Linda Ellen Evans (December 6, 1958 – June 13, 2023) was an American science fiction writer. She was an author of ten novels and four anthologies, as well as of several other co-authored novels. In 1996 her published novels had sold more than 100,000 copies. She has been published in English, German, and Russian, as well as hardback, paperback, and book-club editions.

==Early life==
Evans was born December 25, 1958. She grew up in Crawfordsville, Indiana and attended Crawfordsville High School. After graduation she attended Flagler College in St. Augustine, Florida.

She began a career at the University of Florida in the 1980s, working in the university's College of Dentistry and its Gator Band office. During the 1990s, Evans was employed at the University of Florida’s Institute of Food and Agricultural Sciences as a writer in the department of Marketing and Communications and during the late 2000s in the Institute's International Programs office. Her title was Coordinator Educational Media/Communications and International Focus Newsletter Editor. She was a writer, editor, webmaster and web graphic designer, photographer and print-document graphic designer, marketing and public relations specialist, event coordinator, and international-visitor tour organizer. Evans retired from the University of Florida after a 28-year career there.

==Works==
- Sleipnir — Baen (1994), As Evans' first published work, Sleipnir required ten years to produce between beginning to write and its first printing.
- Far Edge of Darkness — Baen; First Edition (July 1, 1996)

While many assume that Sleipnir was intended to be part of a series, this is not actually true. The novel was always intended to be a stand-alone work. A possible sequel has been contemplated. The ending is Heinleinian, in that it suggests action to come without actually intending for the story to continue.
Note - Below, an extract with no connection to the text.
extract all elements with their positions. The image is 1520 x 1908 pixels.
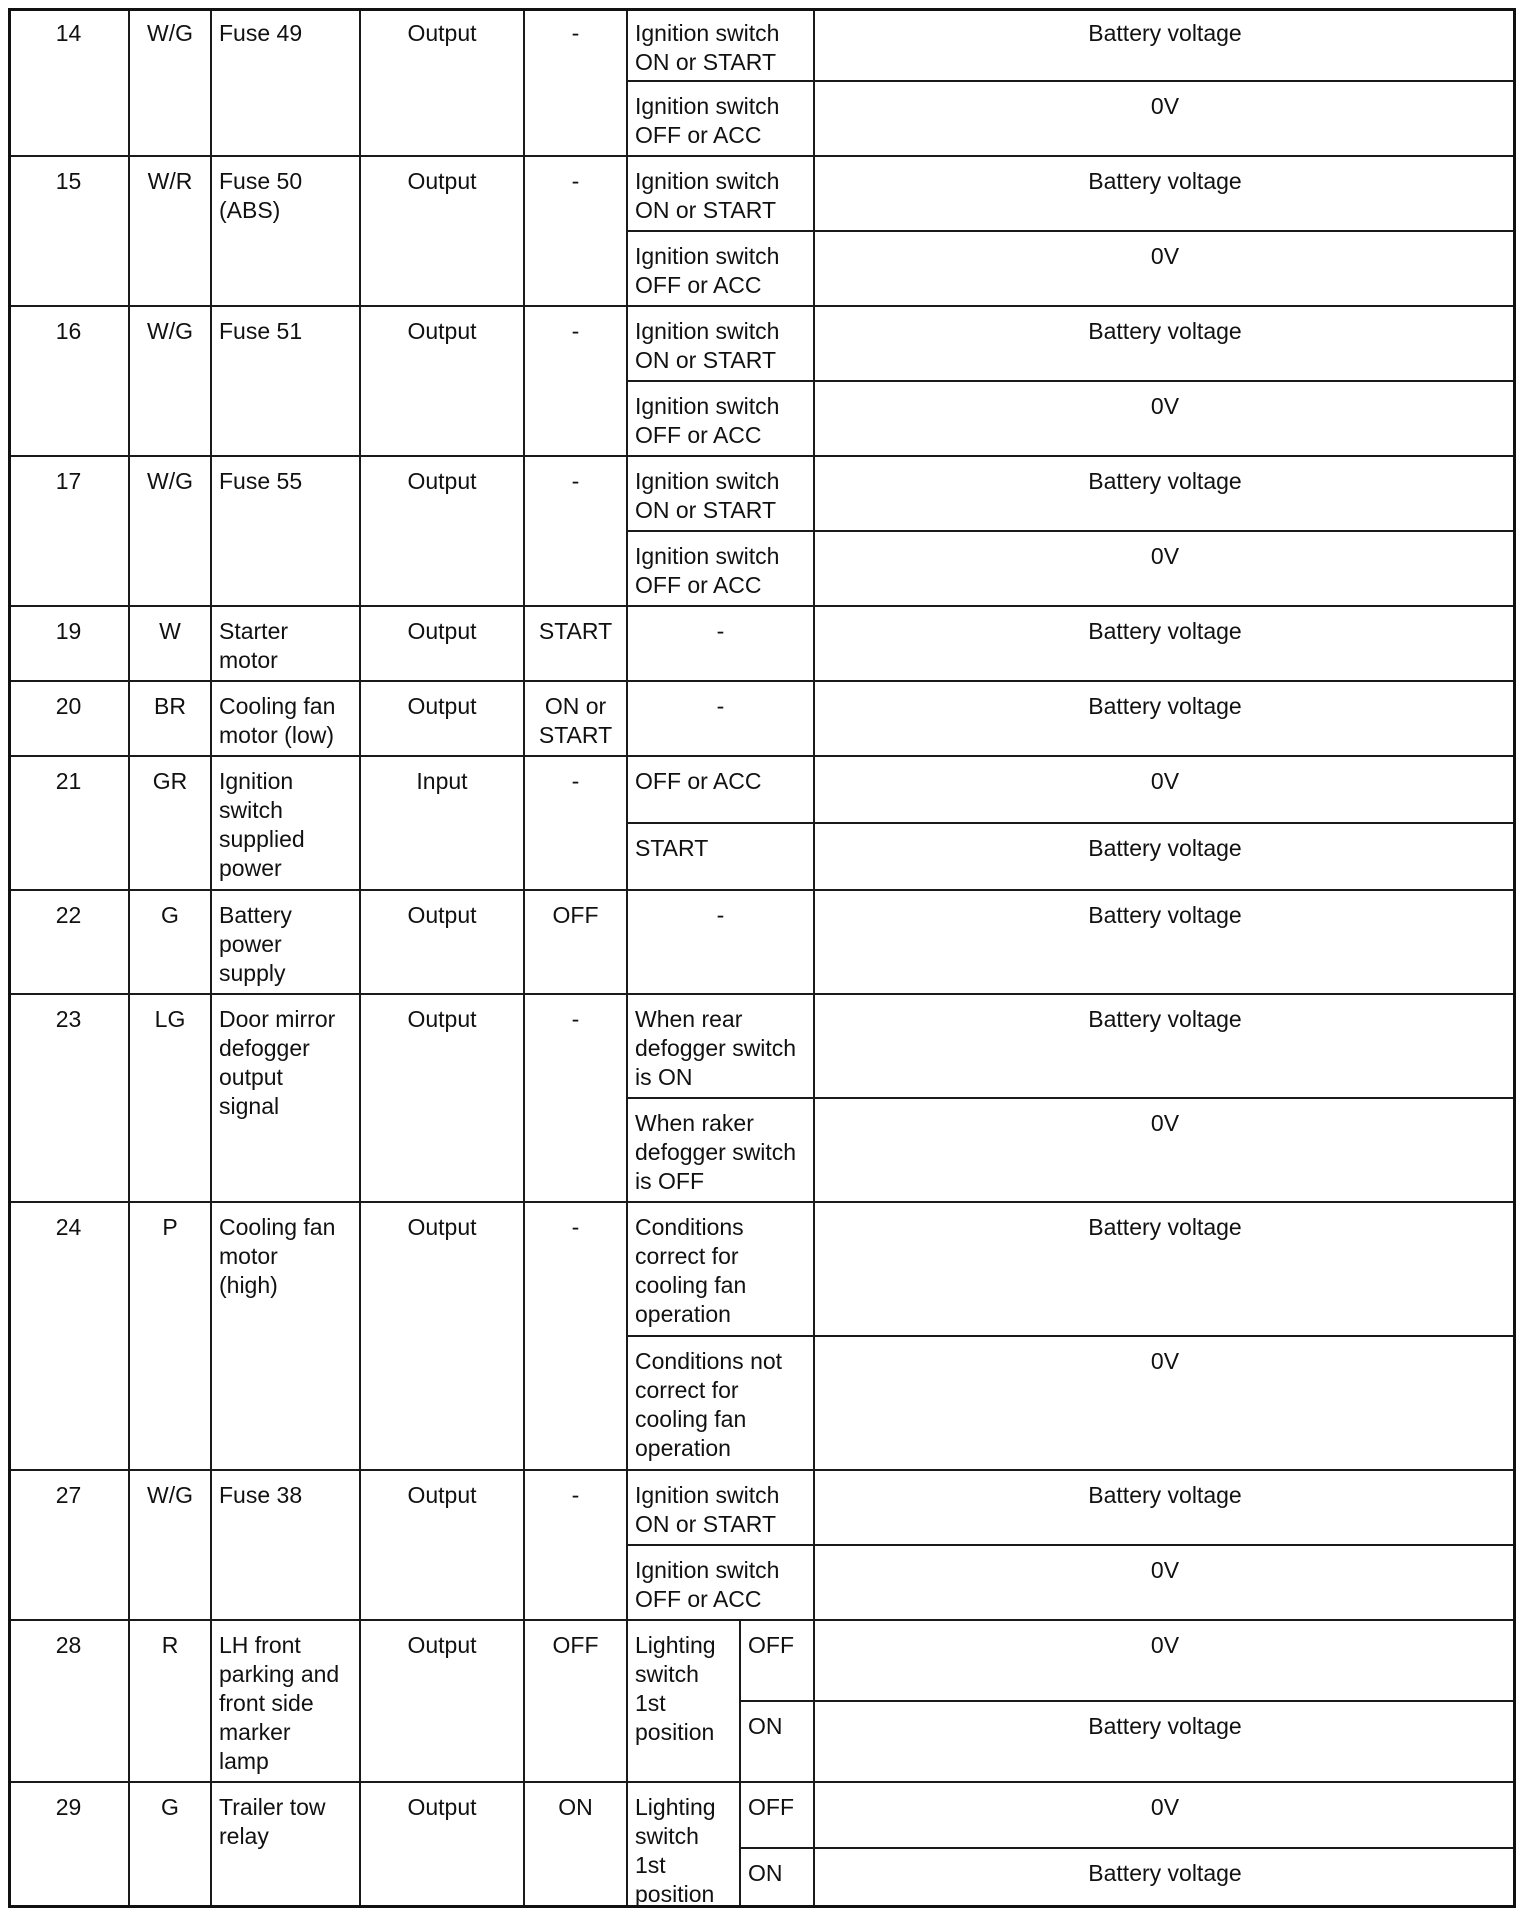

While some readers find this unsatisfying, the book did not, as is sometimes reported, end on a cliffhanger.

The second novel, Far Edge of Darkness, was intended as the first half of the story and it does end with a literal cliffhanger, meaning the story is unfinished and has been since 1996. The sequel is currently in outline stage.

===Anthologies===

Bolos 3: The Triumphant - Including novellas: "The Farmer's Wife", "Little Red Hen" (co-written with Robert R. Hollingsworth), and "Little Dog Gone"

Bolos 4: Last Stand (1996) - Includes Evans' fictional "historical essay" of humanity's contacts with alien races

Bolos 6: Cold Steel (2002) - Includes Evans' novella titled "Though Hell Should Bar the Way"
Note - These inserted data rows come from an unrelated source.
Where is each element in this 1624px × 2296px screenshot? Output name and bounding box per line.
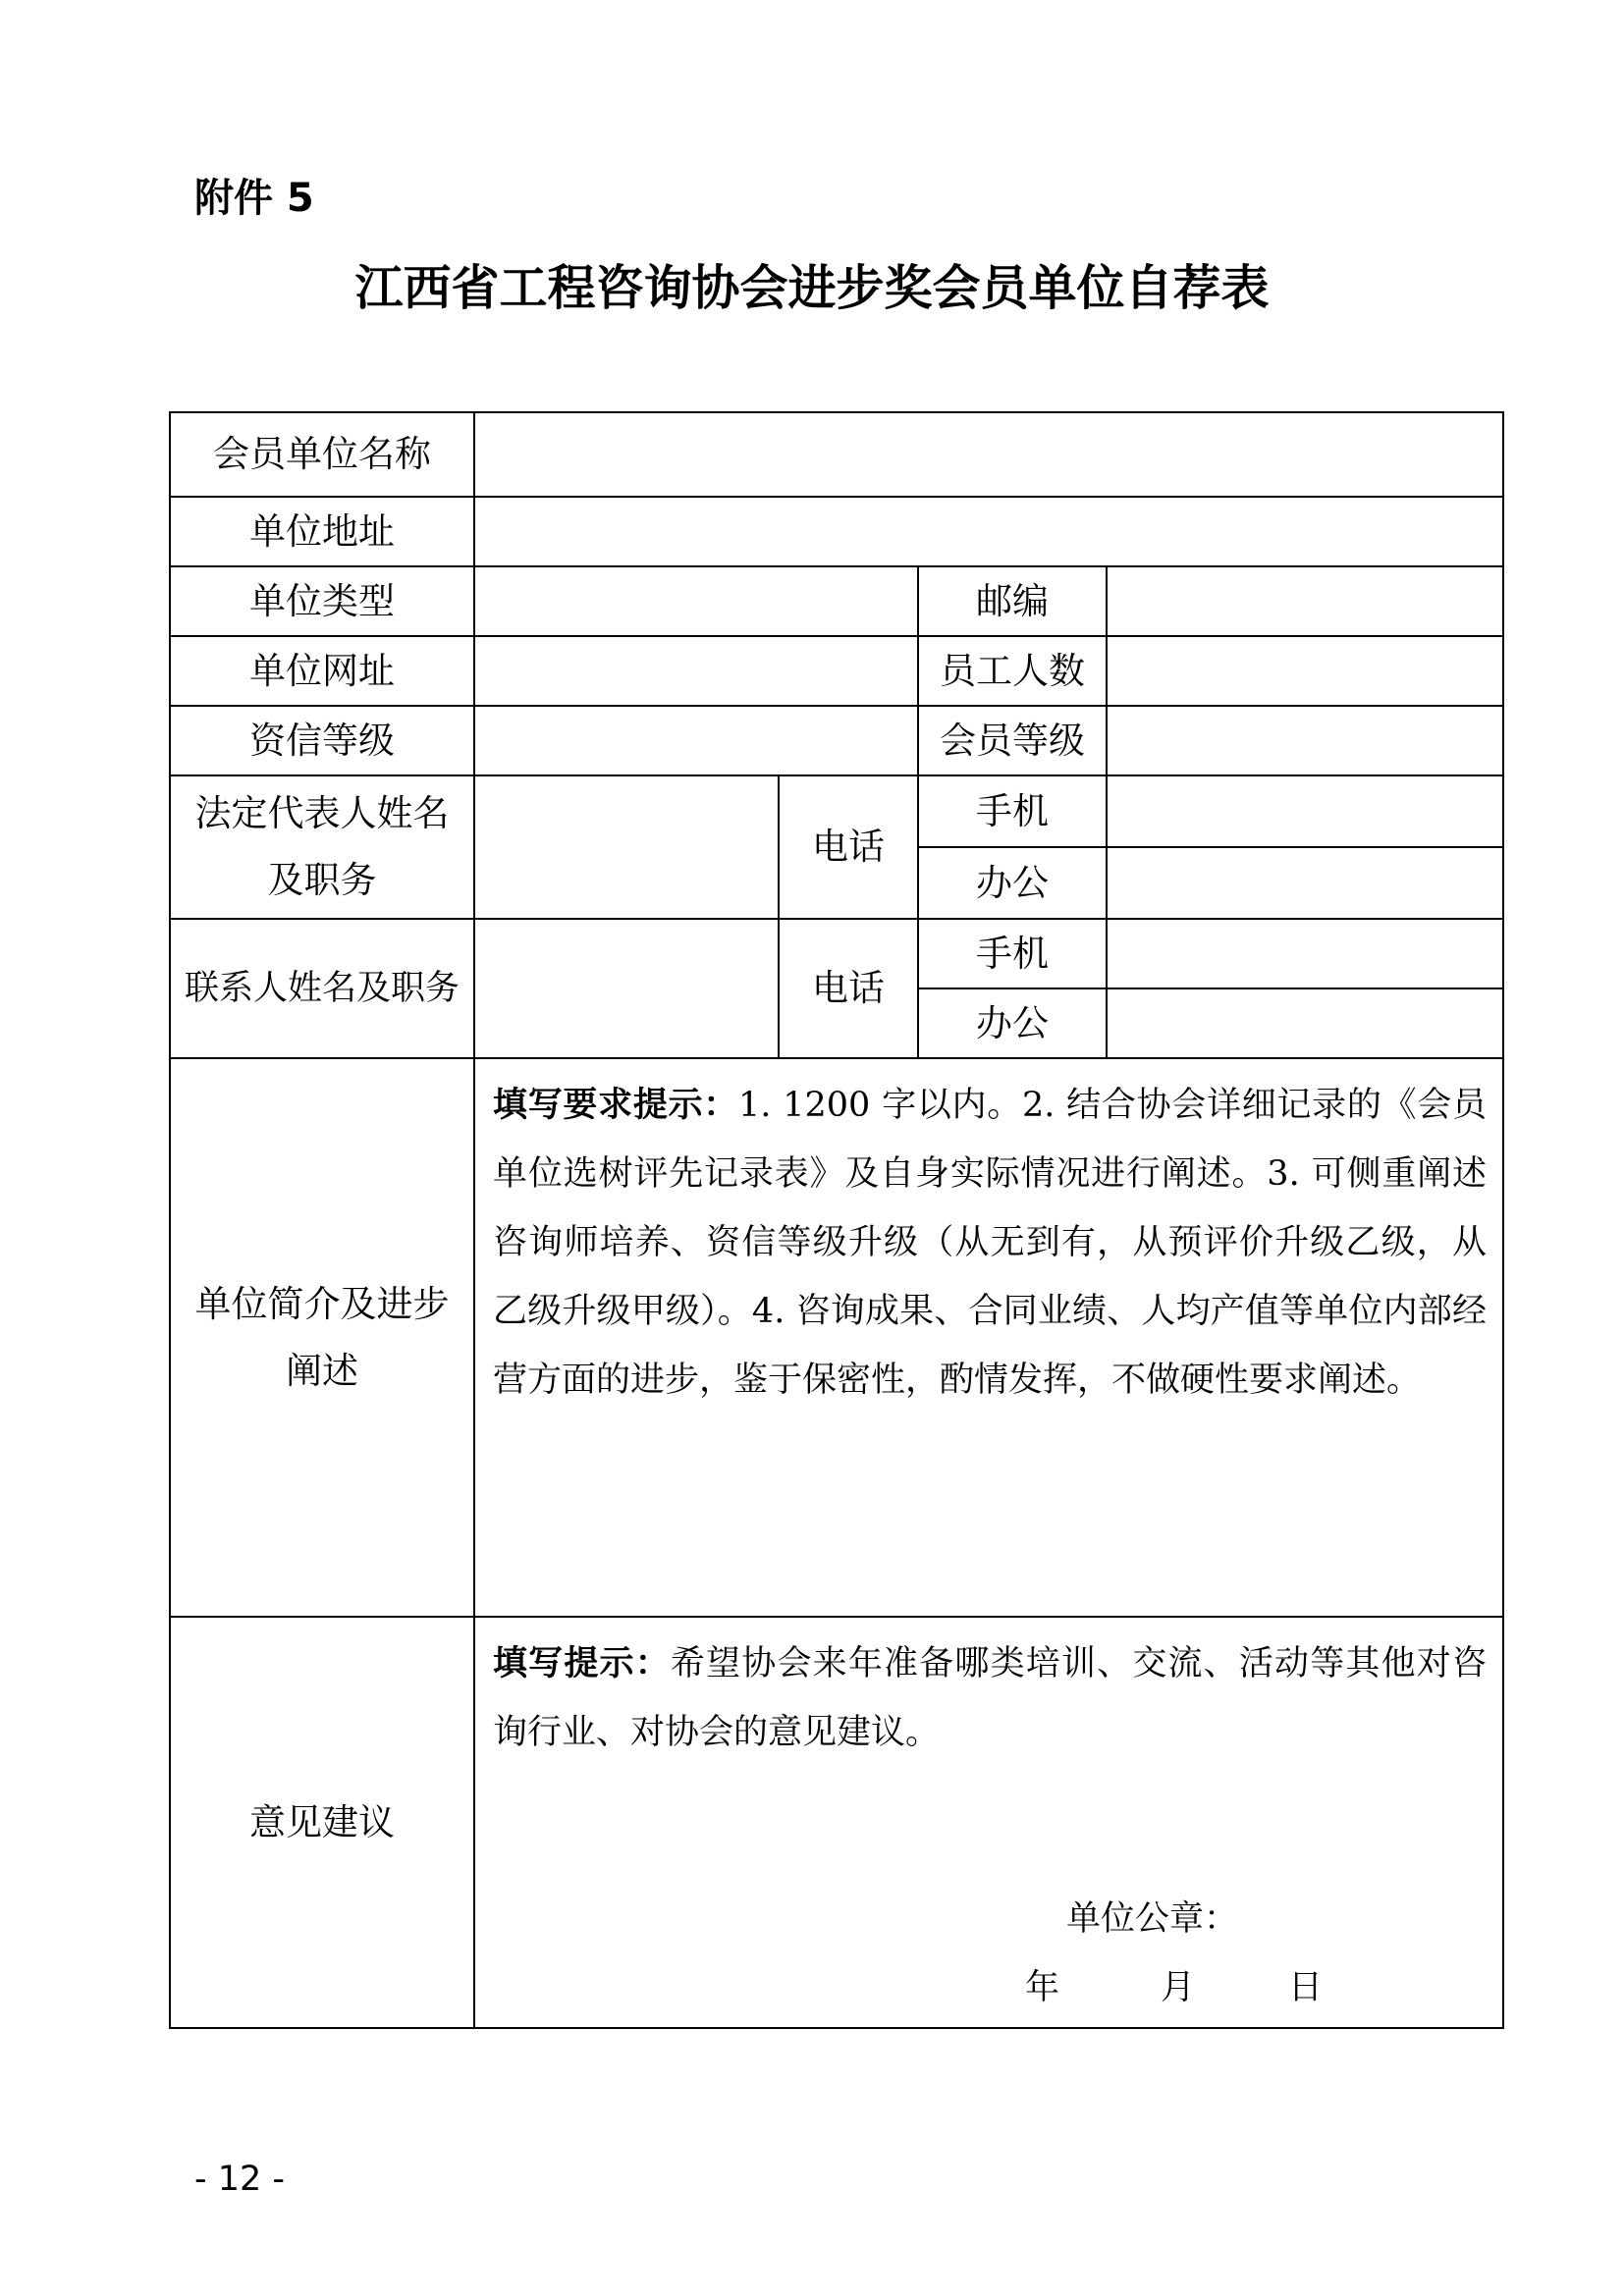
year-label: 年: [1025, 1968, 1060, 2007]
opinion-hint: [493, 1629, 1487, 1885]
postcode-field[interactable]: [1107, 566, 1503, 636]
unit-type-field[interactable]: [474, 566, 918, 636]
legal-rep-label-line2: 及职务: [267, 859, 377, 901]
website-field[interactable]: [474, 636, 918, 706]
opinion-hint-text: 希望协会来年准备哪类培训、交流、活动等其他对咨询行业、对协会的意见建议。: [493, 1644, 1487, 1752]
contact-office-label: 办公: [918, 988, 1107, 1058]
page-title: 江西省工程咨询协会进步奖会员单位自荐表: [354, 260, 1270, 316]
legal-rep-label-line1: 法定代表人姓名: [194, 792, 450, 834]
legal-rep-mobile-label: 手机: [918, 775, 1107, 847]
member-level-label: 会员等级: [918, 706, 1107, 775]
contact-field[interactable]: [474, 919, 779, 1058]
contact-label: 联系人姓名及职务: [170, 919, 474, 1058]
legal-rep-field[interactable]: [474, 775, 779, 919]
contact-office-field[interactable]: [1107, 988, 1503, 1058]
intro-label: [170, 1058, 474, 1617]
legal-rep-label: [170, 775, 474, 919]
legal-rep-phone-label: 电话: [779, 775, 918, 919]
credit-level-field[interactable]: [474, 706, 918, 775]
intro-field[interactable]: [474, 1058, 1503, 1617]
contact-mobile-field[interactable]: [1107, 919, 1503, 988]
contact-phone-label: 电话: [779, 919, 918, 1058]
page-number: - 12 -: [194, 2160, 286, 2199]
intro-hint-text: 1. 1200 字以内。2. 结合协会详细记录的《会员单位选树评先记录表》及自身实际情况进行阐述。3. 可侧重阐述咨询师培养、资信等级升级（从无到有，从预评价升级乙级，从乙级升级甲级）。4. 咨询成果、合同业绩、人均产值等单位内部经营方面的进步，鉴于保密性，酌情发挥，不做硬性要求阐述。: [493, 1086, 1487, 1400]
day-label: 日: [1288, 1968, 1324, 2007]
credit-level-label: 资信等级: [170, 706, 474, 775]
registration-form-table: [169, 411, 1504, 2029]
staff-count-field[interactable]: [1107, 636, 1503, 706]
address-field[interactable]: [474, 497, 1503, 566]
postcode-label: 邮编: [918, 566, 1107, 636]
opinion-hint-label: 填写提示：: [493, 1644, 671, 1683]
month-label: 月: [1161, 1968, 1196, 2007]
unit-type-label: 单位类型: [170, 566, 474, 636]
opinion-label: 意见建议: [170, 1617, 474, 2028]
address-label: 单位地址: [170, 497, 474, 566]
intro-hint-label: 填写要求提示：: [493, 1086, 738, 1125]
website-label: 单位网址: [170, 636, 474, 706]
opinion-field[interactable]: [474, 1617, 1503, 2028]
intro-label-line1: 单位简介及进步: [194, 1282, 450, 1325]
member-name-label: 会员单位名称: [170, 412, 474, 497]
legal-rep-office-field[interactable]: [1107, 847, 1503, 919]
legal-rep-office-label: 办公: [918, 847, 1107, 919]
member-name-field[interactable]: [474, 412, 1503, 497]
contact-mobile-label: 手机: [918, 919, 1107, 988]
member-level-field[interactable]: [1107, 706, 1503, 775]
signature-block: [493, 1885, 1487, 2022]
legal-rep-mobile-field[interactable]: [1107, 775, 1503, 847]
attachment-label: 附件 5: [194, 176, 314, 221]
unit-seal-label: 单位公章：: [1066, 1899, 1239, 1939]
intro-label-line2: 阐述: [286, 1349, 358, 1392]
staff-count-label: 员工人数: [918, 636, 1107, 706]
Worlds of Honor, in David Weber's Honor Harrington Universe. Includes Evans' novella "The Stray", which is a far-future murder mystery in which the sole witness is an alien incapable of producing verbal language

===With David Weber===
- Bolos: Book 3 The Triumphant
Includes 3 novellas by Evans (one in collaboration with Robert R. Hollingsworth) and David Weber wrote a fourth novella on his own; Evans' are "The Farmer's Wife", "Little Red Hen", and "Little Dog Gone"
- Worlds of Honor
Evans wrote the opening novella, "The Stray", while writing in Weber's Honor Harrington universe; Weber did not co-author that novella.
- Hell's Gate series
- Hell's Gate ISBN 1-4165-0939-9 (2006)
- Hell Hath No Fury ISBN 1-4165-2101-1 (2007)
- The Road to Hell also with co-author Joelle Presby ISBN 978-1-4767-8067-2 (2016)

===With John Ringo===
- The Road to Damascus ISBN 0-7434-7187-3 (read online) (2004) - Written by Evans from John Ringo's outline, set in Keith Laumer's Bolos universe

===With Robert Asprin===
- Time Scout (1995)
- Wagers of Sin (1996)
- Ripping Time (2000)
- The House That Jack Built (2001)
- For King and Country (2002)

All of the Time Scout series are by Evans from outlines by Asprin. Ripping Time and The House That Jack Built are one complete story. The other three stand alone as novels.